As a journalist colleague sagely observed earlier this week, reflecting on his many years and millions of newspaper and on-line words relentlessly exposing the monumental shortcomings of Kirklees Council, there comes a saturation point where readers simply become inured to the criminality, law breaking, misfeasance, opacity, lying, cheating and plain stupidity of too many politicians and senior public officers.
Local authority in England is, too often, tainted and inadequate from top down: For many years, the satirical magazine, Private Eye, has run a section headed ‘Rotten Boroughs’. They are never short of material.

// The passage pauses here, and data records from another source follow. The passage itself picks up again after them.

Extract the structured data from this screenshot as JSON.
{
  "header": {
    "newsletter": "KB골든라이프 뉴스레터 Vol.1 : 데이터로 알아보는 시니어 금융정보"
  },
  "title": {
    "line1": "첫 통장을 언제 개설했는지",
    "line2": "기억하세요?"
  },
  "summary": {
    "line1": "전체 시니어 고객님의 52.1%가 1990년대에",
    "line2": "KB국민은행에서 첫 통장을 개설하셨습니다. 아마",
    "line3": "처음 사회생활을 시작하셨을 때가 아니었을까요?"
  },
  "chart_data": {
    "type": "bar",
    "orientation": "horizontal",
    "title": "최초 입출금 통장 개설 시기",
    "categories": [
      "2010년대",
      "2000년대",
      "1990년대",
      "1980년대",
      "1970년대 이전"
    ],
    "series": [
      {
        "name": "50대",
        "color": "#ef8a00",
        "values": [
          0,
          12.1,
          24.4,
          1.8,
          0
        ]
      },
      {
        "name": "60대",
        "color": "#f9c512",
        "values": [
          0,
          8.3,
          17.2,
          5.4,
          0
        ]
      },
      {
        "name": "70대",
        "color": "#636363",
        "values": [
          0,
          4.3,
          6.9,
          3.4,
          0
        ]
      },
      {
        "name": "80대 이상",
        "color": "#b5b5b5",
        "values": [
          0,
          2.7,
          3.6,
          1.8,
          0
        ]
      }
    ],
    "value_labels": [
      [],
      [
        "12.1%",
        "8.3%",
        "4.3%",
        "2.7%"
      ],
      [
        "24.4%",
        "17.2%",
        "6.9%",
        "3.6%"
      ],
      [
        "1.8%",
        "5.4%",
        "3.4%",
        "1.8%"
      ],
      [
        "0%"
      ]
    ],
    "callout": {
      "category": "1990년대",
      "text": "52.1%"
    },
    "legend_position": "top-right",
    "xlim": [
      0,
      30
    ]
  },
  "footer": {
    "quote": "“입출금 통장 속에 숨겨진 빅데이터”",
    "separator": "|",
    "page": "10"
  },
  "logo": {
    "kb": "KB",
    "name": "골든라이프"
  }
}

Senior paid officers appear not to care about anything other than their huge salaries and that leads to almost everyone else not caring too: Which manifests itself in lack of pride and drive within their organisations. Bad ethos, bad atmosphere and bad attitudes. Phones not picked up, emails not answered, problems and questions left hanging. To the outsider looking in, it’s already spiralled out of control. Not helped in any way by the hordes hooked on working from home, which should be outlawed in any public-facing service (read more here).
As the two journalists went their separate ways, on the concourse of Leeds City station, a forlorn figure close by was seen, propitiously, holding a sign not seen quite as often these days as in the nuclear arms race past: ‘The end is nigh’ (for privacy and data rights reasons the image is AI generated, not the real person).
In a maelstrom of delayed and cancelled trains, and an onward appointment to meet, there wasn’t time to ask if she had any specific information concerning the likely or imminent demise of either Kirklees (one of a growing number of Labour-run councils desperately trying to stave off effective bankruptcy and picking up the pieces from a Leader rsigning to avoid disgrace) or Oldham Council (forced to change their Leader annually since 2021 and with debts approaching £700 million) in their race to the bottom. Or, indeed, the life and career prospects of the author of this article, Neil Wilby.
But the residual question from the earlier meeting of journalist minds remains: Have we now both arrived at that same destination in reporting on the tragi-comedy/soap opera/crime thriller (add/delete as required) that is Kirklees and Oldham Councils?
With regard to the latter, an article could be written by Neil Wilby Media almost every single working day on a local authority described regularly, on-line, as ‘the most corrupt in the country’, a ‘bandit council’, or a ‘cover-up council’. The first turn of phrase is, of course, merely arguable, and difficult to measure, but there is more than ample solid data available to underpin the second and third (read more here).
One network broadcaster, GB News, describes the Borough, and those running it, as ‘Odious Oldham’. Without the London-based channel being too adjacent to the den of skulduggery and two-faced gittery that is the Civic Centre. Populated, as it is, by the plodders, time-servers, lifers and the dull or incompetent (in some cases, both) whom no-one can quite understand how these apparatchiks became department heads or executive management. Almost all surviving under a long-term Labour administration that provides approximately zero political oversight.
Whereas, conversely and perversely, almost every officer and councillor within thinks they are doing a great job – and deeply resent any criticism or holding to account. Particularly, the present and self-adoring Leader of Oldham Council, with her ever-ready and seemingly boundless supply of shiny baubles to keep the reluctant or recalcitrant on-side and an innovative media strategy to head off or stonewall awkward questions (read more here).
Cllr Arooj Shah, for it is she, even managed a minor miracle when embarking on a limited cull of senior officers during her first term as Leader in 2021/22 and, incredibly, ended up with an even worse cabal now running her Council.
There is significant optimism that her second term, 2023/24, will be her last. Marked by a bold attempt at the world record for the number of selfies and photo shoots for a Council Leader in a single municipal year. She is well into three figures, already.
Against that background, the primary questions now for Neil Wilby Media are ones of maintaining the attention of existing readers and followers – and capturing that of a new and widening audience. Subsidiary issues are resources and proportionality.
There are, presently, five Oldham Council news articles written or part-written, all exclusive to Neil Wilby Media, and they will appear during the course of the next two weeks or so.
What happens after that, with the Christmas and New Year break approaching, is very much open to conjecture. Provisionally, it feels like the reporting of the run up to, and the aftermath from, the local elections in May 2024, together with any criminal, civil or regulatory proceedings that arise, will be an appropriate point to bow out.